Ao fim desta semana, Daiju Sasaki completará um mês desde que chegou ao Brasil. O meia-atacante japonês de 18 anos de idade fez na segunda seu primeiro treino com o elenco profissional do Palmeiras e ainda não jogou pelo sub-20. Agora, considera-se que está melhor adaptado à capital paulista.

Logo que chegou, Sasaki teve dificuldades por conta do clima em São Paulo (SP). Ele já se sente melhor, tanto que há 15 dias treina sem limitações com o restante do grupo de juniores à espera da primeira chance.

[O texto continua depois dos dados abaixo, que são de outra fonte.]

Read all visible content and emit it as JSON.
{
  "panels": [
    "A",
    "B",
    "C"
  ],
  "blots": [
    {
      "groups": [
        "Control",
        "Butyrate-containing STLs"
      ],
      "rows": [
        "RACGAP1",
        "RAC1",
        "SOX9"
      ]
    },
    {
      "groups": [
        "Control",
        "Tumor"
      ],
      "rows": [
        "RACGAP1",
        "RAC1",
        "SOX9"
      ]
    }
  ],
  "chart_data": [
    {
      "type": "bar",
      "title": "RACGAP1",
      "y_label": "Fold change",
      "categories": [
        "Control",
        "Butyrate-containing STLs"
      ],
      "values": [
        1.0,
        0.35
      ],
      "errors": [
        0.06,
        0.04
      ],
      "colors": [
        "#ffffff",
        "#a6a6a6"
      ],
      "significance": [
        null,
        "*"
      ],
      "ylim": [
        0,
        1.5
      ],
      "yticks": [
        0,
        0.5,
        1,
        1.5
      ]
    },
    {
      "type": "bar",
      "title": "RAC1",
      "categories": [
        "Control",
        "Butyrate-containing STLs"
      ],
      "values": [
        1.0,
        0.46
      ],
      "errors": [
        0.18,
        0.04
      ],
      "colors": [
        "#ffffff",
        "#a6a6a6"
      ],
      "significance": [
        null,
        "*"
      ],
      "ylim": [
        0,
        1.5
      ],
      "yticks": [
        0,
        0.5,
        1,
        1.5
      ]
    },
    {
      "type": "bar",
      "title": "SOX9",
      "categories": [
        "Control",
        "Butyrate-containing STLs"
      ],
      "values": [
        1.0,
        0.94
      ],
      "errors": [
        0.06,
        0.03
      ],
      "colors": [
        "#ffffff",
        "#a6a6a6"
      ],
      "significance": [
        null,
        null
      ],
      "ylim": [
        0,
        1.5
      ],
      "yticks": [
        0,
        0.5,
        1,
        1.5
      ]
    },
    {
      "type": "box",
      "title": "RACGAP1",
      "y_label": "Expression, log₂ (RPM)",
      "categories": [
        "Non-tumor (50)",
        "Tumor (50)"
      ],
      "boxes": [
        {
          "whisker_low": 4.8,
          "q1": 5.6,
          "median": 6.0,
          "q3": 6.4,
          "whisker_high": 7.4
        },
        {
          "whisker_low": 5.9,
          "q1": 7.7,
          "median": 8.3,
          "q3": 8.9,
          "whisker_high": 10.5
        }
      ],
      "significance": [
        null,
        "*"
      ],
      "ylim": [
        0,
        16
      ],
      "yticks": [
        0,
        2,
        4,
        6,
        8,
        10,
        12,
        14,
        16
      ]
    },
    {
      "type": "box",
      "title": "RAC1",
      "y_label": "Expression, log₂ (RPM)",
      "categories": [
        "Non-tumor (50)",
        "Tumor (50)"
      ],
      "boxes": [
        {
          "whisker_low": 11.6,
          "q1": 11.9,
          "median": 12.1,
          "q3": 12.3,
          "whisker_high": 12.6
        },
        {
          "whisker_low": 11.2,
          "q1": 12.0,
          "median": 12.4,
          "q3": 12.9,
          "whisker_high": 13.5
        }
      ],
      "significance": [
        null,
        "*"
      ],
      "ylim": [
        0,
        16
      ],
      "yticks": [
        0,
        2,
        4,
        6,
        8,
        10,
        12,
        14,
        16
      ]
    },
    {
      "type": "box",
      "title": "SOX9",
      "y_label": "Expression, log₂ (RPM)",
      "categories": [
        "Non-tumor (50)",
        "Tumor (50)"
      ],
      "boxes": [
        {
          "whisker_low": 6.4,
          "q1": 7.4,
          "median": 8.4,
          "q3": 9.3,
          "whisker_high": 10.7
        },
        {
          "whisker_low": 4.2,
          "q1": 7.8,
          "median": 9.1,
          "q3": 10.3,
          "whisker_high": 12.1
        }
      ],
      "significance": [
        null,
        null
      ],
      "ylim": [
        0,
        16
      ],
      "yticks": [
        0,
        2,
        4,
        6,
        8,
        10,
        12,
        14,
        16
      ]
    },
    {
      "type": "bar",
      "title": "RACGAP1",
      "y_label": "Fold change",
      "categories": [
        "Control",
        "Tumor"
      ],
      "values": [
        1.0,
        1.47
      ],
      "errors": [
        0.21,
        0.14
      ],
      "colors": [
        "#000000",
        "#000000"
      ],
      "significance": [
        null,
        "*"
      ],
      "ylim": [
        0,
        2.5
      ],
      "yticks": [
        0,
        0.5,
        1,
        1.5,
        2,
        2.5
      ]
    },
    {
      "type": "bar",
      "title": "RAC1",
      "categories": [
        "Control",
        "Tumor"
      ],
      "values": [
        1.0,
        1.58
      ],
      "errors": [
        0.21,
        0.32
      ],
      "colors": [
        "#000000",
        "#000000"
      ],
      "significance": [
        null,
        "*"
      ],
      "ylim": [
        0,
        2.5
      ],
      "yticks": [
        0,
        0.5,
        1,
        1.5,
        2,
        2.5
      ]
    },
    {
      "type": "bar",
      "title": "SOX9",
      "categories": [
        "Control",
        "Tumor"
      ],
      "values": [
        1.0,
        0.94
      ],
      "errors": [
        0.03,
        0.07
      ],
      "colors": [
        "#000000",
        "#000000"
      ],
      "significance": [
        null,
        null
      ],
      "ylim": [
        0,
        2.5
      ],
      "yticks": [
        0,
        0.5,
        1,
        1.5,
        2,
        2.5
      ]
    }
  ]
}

O clube deu a ele um tradutor exclusivo para ensiná-lo palavras básicas em português e facilitar o convívio nos primeiros dias no Brasil.

O jogador completou o treino dos profissionais nessa segunda-feira, que ocorreu sem a presença de jornalistas. Luiz Felipe Scolari já havia dito que iria também analisar o potencial de Sasaki, emprestado por um ano pelo Vissel Kobe (JAP), time que conta com Andrés Iniesta e Lukas Podolski no elenco.

Considerado um atleta promissor, o jovem tem passagens pelas seleções de base do Japão. Pensando em uma negociação futura, o Verdão adquiriu 30% de seus direitos econômicos - o valor pago não foi revelado. Alavés, da Espanha, e Werder Bremen, da Alemanha, eram outros interessados nele.

O Palmeiras considerou que ao contratar Daiju, além de um reforço esportivo, pode ganhar espaço no mercado asiático, especificamente o japonês. E, assim, criar relações, hoje ainda embrionárias, com o milionário Hiroshi Mikitani, dono do Vissel Kobe e presidente da Rakuten, empresa que estampa sua marca no uniforme do Barcelona, por 55 milhões de euros por ano (R$ 242 milhões).